Впрочем, такие мысли я для себя сформулировал позже. А тогда, сидя в машине майора вермахта, я вдруг не смог вспомнить имя отца и только чувствовал, как мелконько дрожат пальцы рук от слабости, мерзостно я себя чувствовал в ту минуту.
Лоснились булыжники мостовой. Пахло бензином и сыромятной кожей сидений, но все перекрывал, врываясь через закрытые оконца, горький дух водорослей, гниющих на морском берегу. Хотя само море пряталось за крышами. Но будоражил этот дух его и отсветы на том краю неба, куда мы ехали, – там раздвигалась пронзительно дальняя даль. Трудно определить словами, какая это была щемящая душу, несбыточная даль.

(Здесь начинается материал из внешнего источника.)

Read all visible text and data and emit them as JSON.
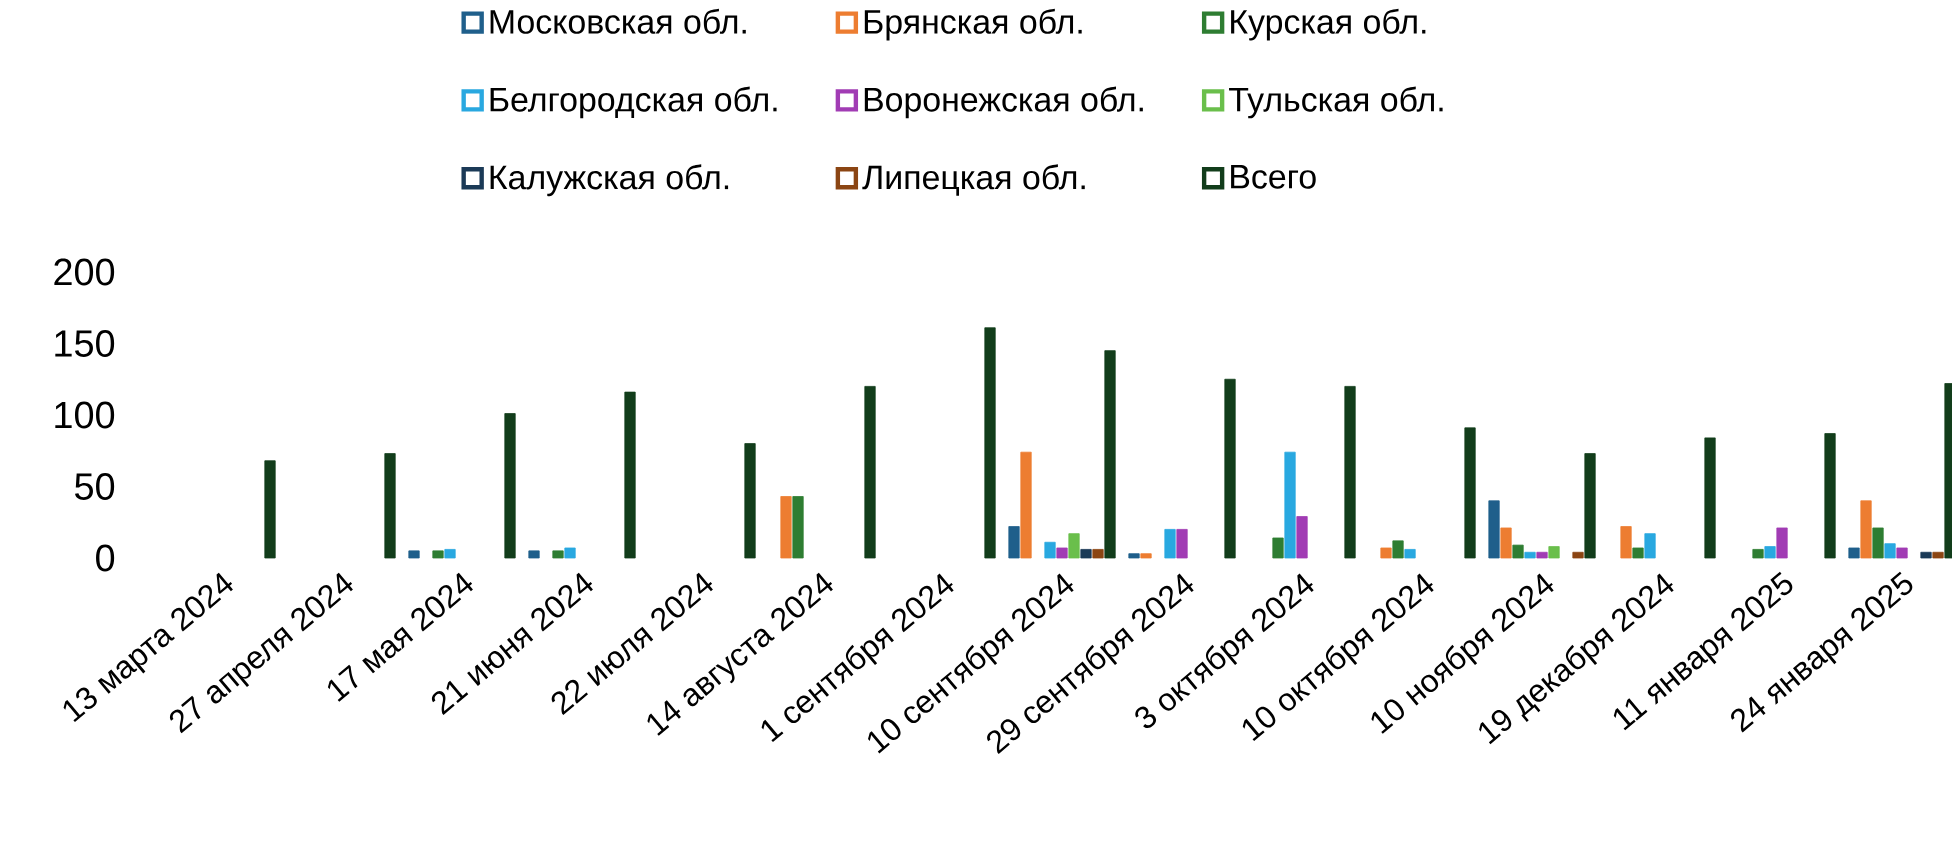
{
  "chart_data": {
    "type": "bar",
    "categories": [
      "13 марта 2024",
      "27 апреля 2024",
      "17 мая 2024",
      "21 июня 2024",
      "22 июля 2024",
      "14 августа 2024",
      "1 сентября 2024",
      "10 сентября 2024",
      "29 сентября 2024",
      "3 октября 2024",
      "10 октября 2024",
      "10 ноября 2024",
      "19 декабря 2024",
      "11 января 2025",
      "24 января 2025"
    ],
    "series": [
      {
        "name": "Московская обл.",
        "color": "#1f5f8b",
        "values": [
          null,
          null,
          5,
          5,
          null,
          null,
          null,
          22,
          3,
          null,
          null,
          40,
          null,
          null,
          7
        ]
      },
      {
        "name": "Брянская обл.",
        "color": "#ed7d31",
        "values": [
          null,
          null,
          null,
          null,
          null,
          43,
          null,
          74,
          3,
          null,
          7,
          21,
          22,
          null,
          40
        ]
      },
      {
        "name": "Курская обл.",
        "color": "#2e7d32",
        "values": [
          null,
          null,
          5,
          5,
          null,
          43,
          null,
          null,
          null,
          14,
          12,
          9,
          7,
          6,
          21
        ]
      },
      {
        "name": "Белгородская обл.",
        "color": "#29a8e0",
        "values": [
          null,
          null,
          6,
          7,
          null,
          null,
          null,
          11,
          20,
          74,
          6,
          4,
          17,
          8,
          10
        ]
      },
      {
        "name": "Воронежская обл.",
        "color": "#a13cb4",
        "values": [
          null,
          null,
          null,
          null,
          null,
          null,
          null,
          7,
          20,
          29,
          null,
          4,
          null,
          21,
          7
        ]
      },
      {
        "name": "Тульская обл.",
        "color": "#6abf4b",
        "values": [
          null,
          null,
          null,
          null,
          null,
          null,
          null,
          17,
          null,
          null,
          null,
          8,
          null,
          null,
          null
        ]
      },
      {
        "name": "Калужская обл.",
        "color": "#1b3a57",
        "values": [
          null,
          null,
          null,
          null,
          null,
          null,
          null,
          6,
          null,
          null,
          null,
          null,
          null,
          null,
          4
        ]
      },
      {
        "name": "Липецкая обл.",
        "color": "#8b4513",
        "values": [
          null,
          null,
          null,
          null,
          null,
          null,
          null,
          6,
          null,
          null,
          null,
          4,
          null,
          null,
          4
        ]
      },
      {
        "name": "Всего",
        "color": "#123d1b",
        "values": [
          68,
          73,
          101,
          116,
          80,
          120,
          161,
          145,
          125,
          120,
          91,
          73,
          84,
          87,
          122
        ]
      }
    ],
    "ylim": [
      0,
      200
    ],
    "yticks": [
      0,
      50,
      100,
      150,
      200
    ],
    "grid": false,
    "legend": "top"
  }
}
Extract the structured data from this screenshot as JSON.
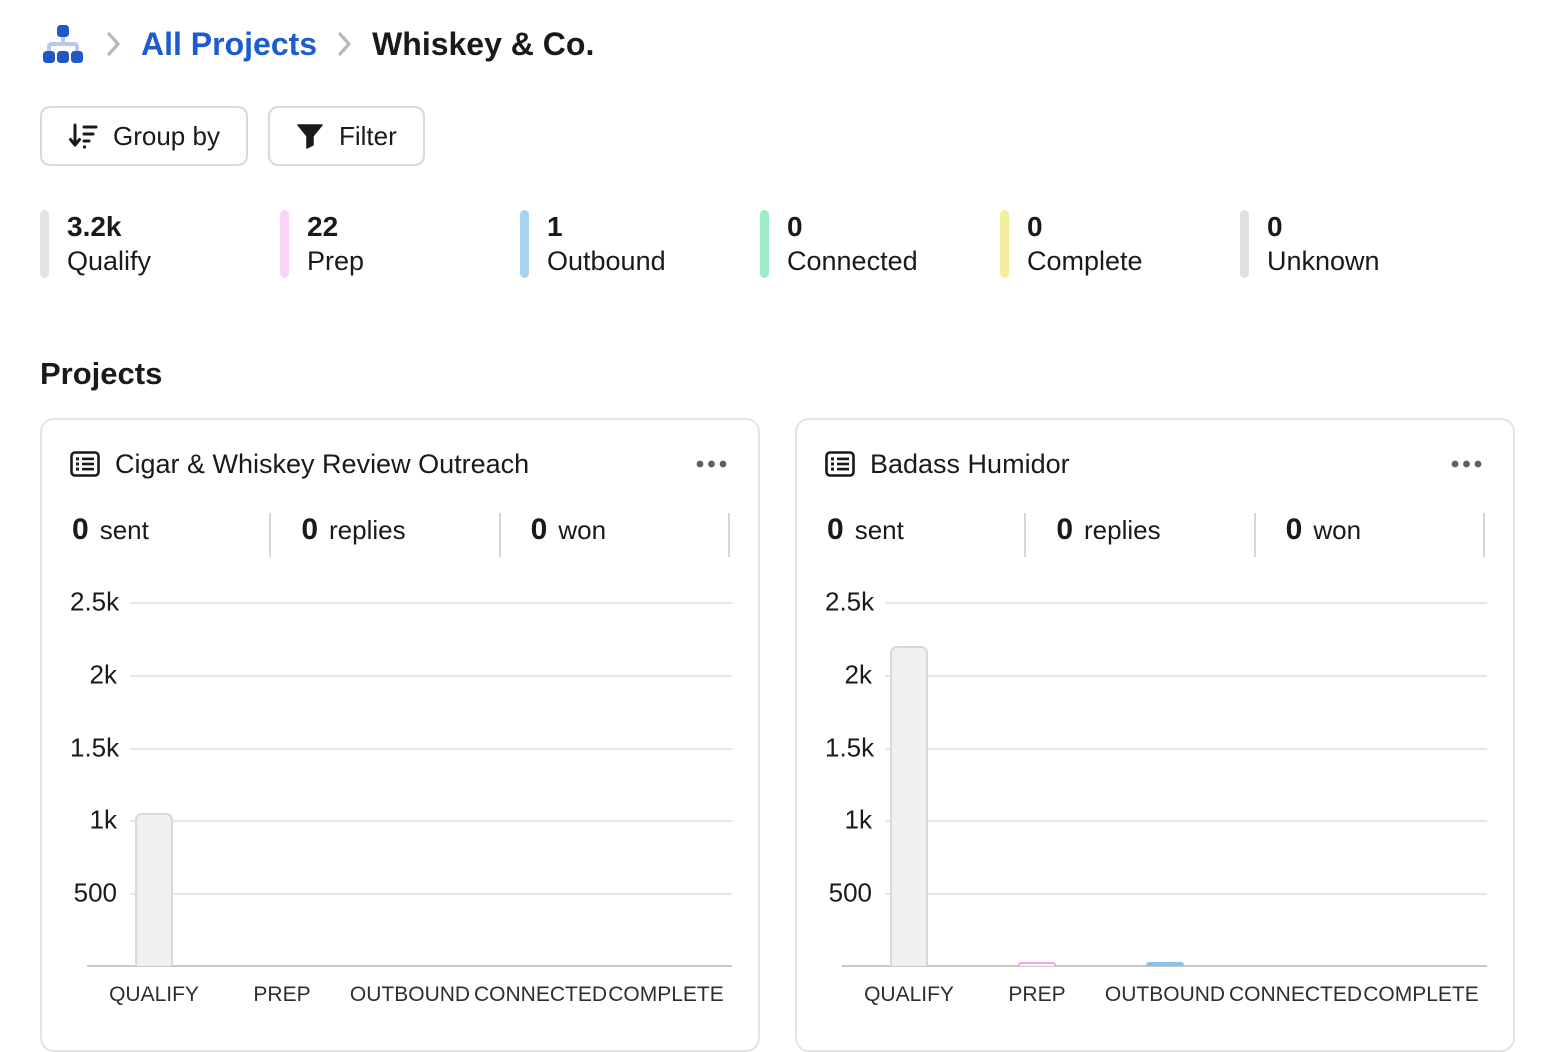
{
  "breadcrumb": {
    "home_icon": "sitemap-icon",
    "items": [
      {
        "label": "All Projects",
        "type": "link"
      },
      {
        "label": "Whiskey & Co.",
        "type": "current"
      }
    ]
  },
  "toolbar": {
    "group_by": {
      "label": "Group by",
      "icon": "sort-descending-icon"
    },
    "filter": {
      "label": "Filter",
      "icon": "funnel-icon"
    }
  },
  "summary_stats": [
    {
      "value": "3.2k",
      "label": "Qualify",
      "color": "#e3e3e3"
    },
    {
      "value": "22",
      "label": "Prep",
      "color": "#fbd5f7"
    },
    {
      "value": "1",
      "label": "Outbound",
      "color": "#a9d2f1"
    },
    {
      "value": "0",
      "label": "Connected",
      "color": "#9debc8"
    },
    {
      "value": "0",
      "label": "Complete",
      "color": "#f3ee9c"
    },
    {
      "value": "0",
      "label": "Unknown",
      "color": "#e0e0e0"
    }
  ],
  "projects_section": {
    "title": "Projects"
  },
  "cards": [
    {
      "title": "Cigar & Whiskey Review Outreach",
      "icon": "list-icon",
      "menu_icon": "ellipsis-icon",
      "stats": [
        {
          "value": "0",
          "label": "sent"
        },
        {
          "value": "0",
          "label": "replies"
        },
        {
          "value": "0",
          "label": "won"
        }
      ]
    },
    {
      "title": "Badass Humidor",
      "icon": "list-icon",
      "menu_icon": "ellipsis-icon",
      "stats": [
        {
          "value": "0",
          "label": "sent"
        },
        {
          "value": "0",
          "label": "replies"
        },
        {
          "value": "0",
          "label": "won"
        }
      ]
    }
  ],
  "chart_data": [
    {
      "card": "Cigar & Whiskey Review Outreach",
      "type": "bar",
      "categories": [
        "QUALIFY",
        "PREP",
        "OUTBOUND",
        "CONNECTED",
        "COMPLETE"
      ],
      "values": [
        1050,
        0,
        0,
        0,
        0
      ],
      "ylim": [
        0,
        2500
      ],
      "yticks": [
        500,
        1000,
        1500,
        2000,
        2500
      ],
      "ytick_labels": [
        "500",
        "1k",
        "1.5k",
        "2k",
        "2.5k"
      ],
      "grid": true,
      "legend": false,
      "xlabel": "",
      "ylabel": ""
    },
    {
      "card": "Badass Humidor",
      "type": "bar",
      "categories": [
        "QUALIFY",
        "PREP",
        "OUTBOUND",
        "CONNECTED",
        "COMPLETE"
      ],
      "values": [
        2200,
        22,
        1,
        0,
        0
      ],
      "ylim": [
        0,
        2500
      ],
      "yticks": [
        500,
        1000,
        1500,
        2000,
        2500
      ],
      "ytick_labels": [
        "500",
        "1k",
        "1.5k",
        "2k",
        "2.5k"
      ],
      "grid": true,
      "legend": false,
      "xlabel": "",
      "ylabel": ""
    }
  ],
  "phase_colors": {
    "QUALIFY": {
      "fill": "#f0f0f0",
      "border": "#d8d8d8"
    },
    "PREP": {
      "fill": "#fdf3fc",
      "border": "#f2a6ee"
    },
    "OUTBOUND": {
      "fill": "#8cc0e8",
      "border": null
    },
    "CONNECTED": {
      "fill": "#9febc8",
      "border": null
    },
    "COMPLETE": {
      "fill": "#f3ee9c",
      "border": null
    }
  },
  "colors": {
    "link_blue": "#1d5bd0",
    "icon_blue": "#2258c5",
    "icon_blue_light": "#b6c9ef",
    "text": "#1a1a1a",
    "gridline": "#e6e6e6",
    "axis_line": "#c9c9c9",
    "card_border": "#e3e3e3",
    "divider": "#d6d6d6"
  }
}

Из-за концлагерной проволоки не увидишь такой.
А я видел все это и не верил тому, что вижу, и в то же время судорожно перебирал в уме: с кем встречался в последние дни, о чем говорил, что могло стать известным им? Кому им? – майор не имеет отношения к эсэсовцам, Штоль разговаривал с ним как с посторонним!
Но что же тогда все это значит? И тут майор, не дождавшись от меня ответа, сам назвал имя отца: – Его звали Евгений Николаевич?
Я кивнул. И сразу же сообразил: этого в анкетах майор вычитать не мог. Но откуда он узнал это имя?
С кем в лагере я говорил об отце? Ни с кем. Я и во всю-то жизнь ни с кем не говорил о нем. Может быть, малышом с мамой – я этого не помню. И маму-то помню смутно: молчаливое, высокое существо; я вижу ее только сидящей за пишущей машинкой, но все равно она представляется мне высокой, с прямо посаженной головой, даже чуть откинутою назад, а может, это только кажется так из-за большого пучка волос, аккуратно подобранного сзади множеством шпилек, – друг над другом, двумя рядками. Я вижу эти шпильки, выделявшиеся в волосах, скорее светлых, чем темных. Вижу белую блузку с длинными рукавами и закрытым воротом и помню улыбку мамы. Улыбку и еще – ее молчание, в котором была доброта. Вот, пожалуй, и все, что мне осталось от нее. Она умерла в восемнадцатом году.
Как мне рассказывали позже, от голода.
Но откуда же этот тип знает имя отца?..
Перед тем как сесть в машину, он надел брошенный на сиденье плащ. В нем майор выглядел осанистей.
На вид ему было лет тридцать. Я еще подумал тогда:
«Возраст немцев можно определить на вид, не то что у нашего брата, хефтлинга, – в двадцать и пятьдесят-«-все мы выглядим одинаково: худоба такал, что единственные выпуклые места на теле – суставы; остальное – впадины, а в них – складки дряблой кожи…
Про этого можно точно сказать: не больше тридцати».